The clock struck midnight and all through the China Cloud, minds were on their way to systemic loss.
For some, the symptom was laughter — snickering, then cackling, enough to draw the attention of one’s more staid neighbours (or at least anyone still convinced that “serious” music demands a serious reception) before drowning out in the multiphonic onslaught of Arrington De Dionyso (aka This Saxophone Kills Fascists). If the ridiculous-o-meter hadn’t cracked yet, would it when drummer Ben Bennett decided that percussing his kit a thousand times a minute wasn’t enough, whipped out a mutilated hose and began circular-breathing into his snare? How about when the sweaty smells of the stage began competing with its sights and sounds for attention? Or when De Dionyso ditched his saxophone for a PVC contraption that looked equal parts like it belonged in the keep at Helm’s Deep and rallying the orcish horde below the walls?
Moments of lucidity punctuated the slaughter. De Dionyso found the resonant frequency of the room with a tenor sax, then went searching for it again with a bass clarinet. Commitment and indulgence competed for dominance in an aesthetic landscape staggering between maximalist blasting and minimalist, well, blasting. With his one brief, cosmically-themed audience address, De Dionyso proclaimed the merits of capital-C Canada, which, he said, had, unlike his homeland, always treated its Indigenous people with respect. Oh yes, the irony of the fascist-killing saxophone was straight-faced indeed.

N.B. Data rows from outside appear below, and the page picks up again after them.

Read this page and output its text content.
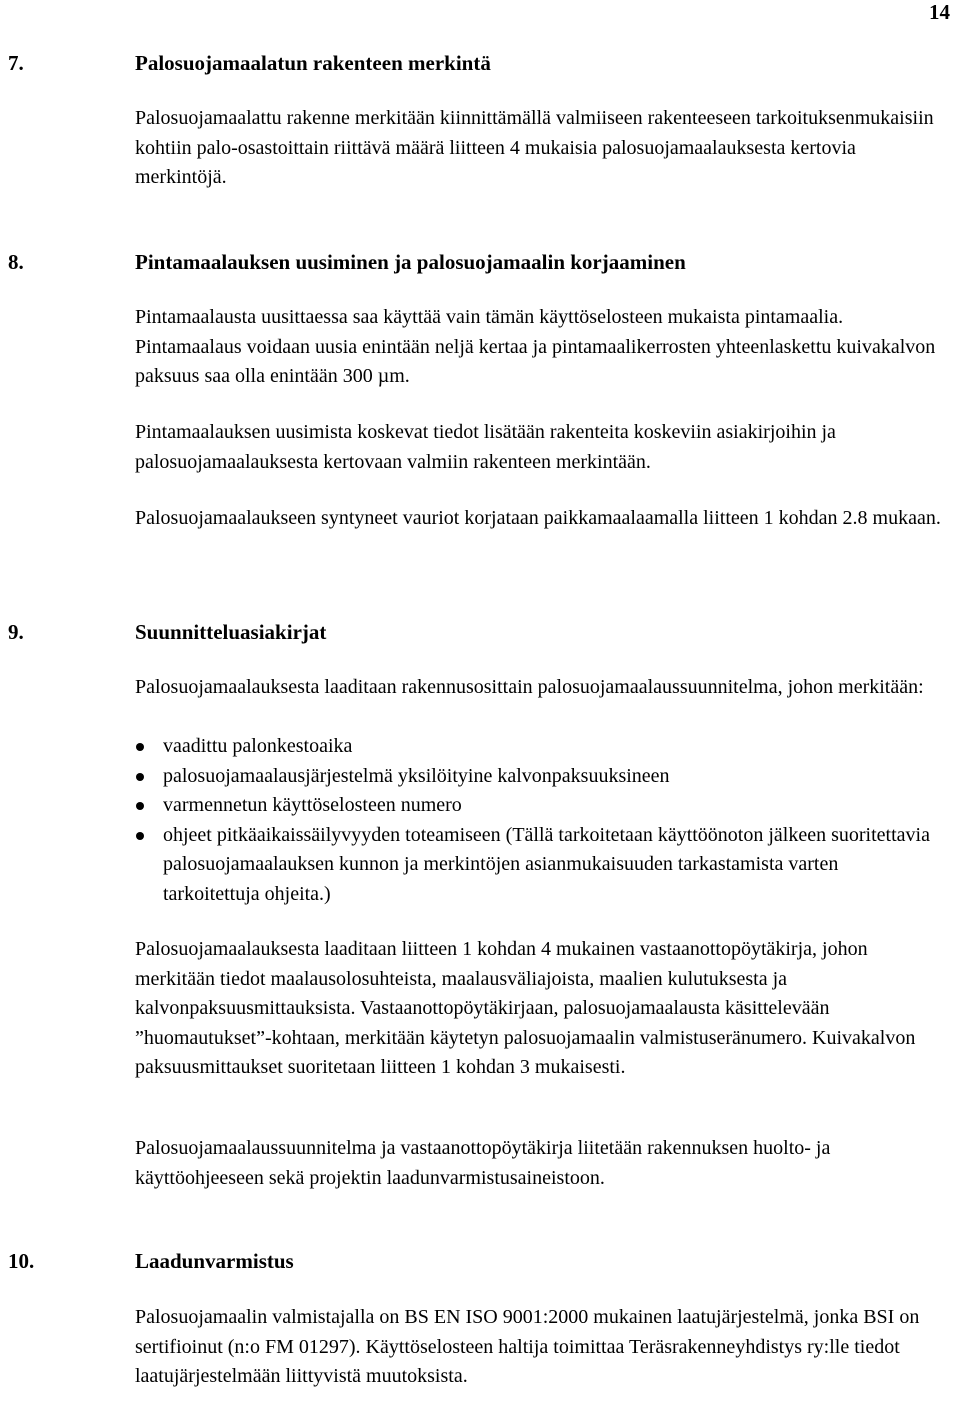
14
7.	Palosuojamaalatun rakenteen merkintä

Palosuojamaalattu rakenne merkitään kiinnittämällä valmiiseen rakenteeseen tarkoituksenmukaisiin kohtiin palo-osastoittain riittävä määrä liitteen 4 mukaisia palosuojamaalauksesta kertovia merkintöjä.

8.	Pintamaalauksen uusiminen ja palosuojamaalin korjaaminen

Pintamaalausta uusittaessa saa käyttää vain tämän käyttöselosteen mukaista pintamaalia. Pintamaalaus voidaan uusia enintään neljä kertaa ja pintamaalikerrosten yhteenlaskettu kuivakalvon paksuus saa olla enintään 300 µm.

Pintamaalauksen uusimista koskevat tiedot lisätään rakenteita koskeviin asiakirjoihin ja palosuojamaalauksesta kertovaan valmiin rakenteen merkintään.

Palosuojamaalaukseen syntyneet vauriot korjataan paikkamaalaamalla liitteen 1 kohdan 2.8 mukaan.

9.	Suunnitteluasiakirjat

Palosuojamaalauksesta laaditaan rakennusosittain palosuojamaalaussuunnitelma, johon merkitään:

vaadittu palonkestoaika
palosuojamaalausjärjestelmä yksilöityine kalvonpaksuuksineen
varmennetun käyttöselosteen numero
ohjeet pitkäaikaissäilyvyyden toteamiseen (Tällä tarkoitetaan käyttöönoton jälkeen suoritettavia palosuojamaalauksen kunnon ja merkintöjen asianmukaisuuden tarkastamista varten tarkoitettuja ohjeita.)

Palosuojamaalauksesta laaditaan liitteen 1 kohdan 4 mukainen vastaanottopöytäkirja, johon merkitään tiedot maalausolosuhteista, maalausväliajoista, maalien kulutuksesta ja kalvonpaksuusmittauksista. Vastaanottopöytäkirjaan, palosuojamaalausta käsittelevään ”huomautukset”-kohtaan, merkitään käytetyn palosuojamaalin valmistuseränumero. Kuivakalvon paksuusmittaukset suoritetaan liitteen 1 kohdan 3 mukaisesti.

Palosuojamaalaussuunnitelma ja vastaanottopöytäkirja liitetään rakennuksen huolto- ja käyttöohjeeseen sekä projektin laadunvarmistusaineistoon.

10.	Laadunvarmistus

Palosuojamaalin valmistajalla on BS EN ISO 9001:2000 mukainen laatujärjestelmä, jonka BSI on sertifioinut (n:o FM 01297). Käyttöselosteen haltija toimittaa Teräsrakenneyhdistys ry:lle tiedot laatujärjestelmään liittyvistä muutoksista.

Throughout the night’s events, the line between consciousness and accident received the kind of fastidious walking normally exercised only by drunken politicians at New Years Drive Safe checkpoints. When, towering over clarinetists Natasha Zrno and Johanna Hauser, local troubadour Ridley Bishop announced that “there’s a party in your mouth and you’re invited,” the line met its fair share of askance reception. Less confused was the effect of the clarinetists themselves, whose extended-tonal ostinati churned through Bishop’s serenade with an insistence that both balanced and justified the metaphorical involutions lacing his lyrics. Bishop bantered that the trio was “meant to be together,” and I agree with him.
The great surprise of the night, though, arrived with the middle act: Sara Kim and Mili Hong’s Watermill Project, a theatrically-inflected drums-and-voice duo devoted to Korean folk. It’s not very often that one watches a drum kit take the place of an entire backing band, and still less often that one watches the endeavour succeed; but Hong’s solos were as fluid as her beats were head-nodding, with the space between the two traversed in at once virtuosic and imminently comprehensible style. The combined clarity and adventure in Hong’s drumming, as woven into Watermill Project as a whole, constituted what I consider the standout event of a diversely ear-bending evening.
And of course, while unlikely to have killed them in the first place (although not for lack of a good old college try), This Saxophone’s exultant degeneracy would have any self-respecting fascist rolling in their grave.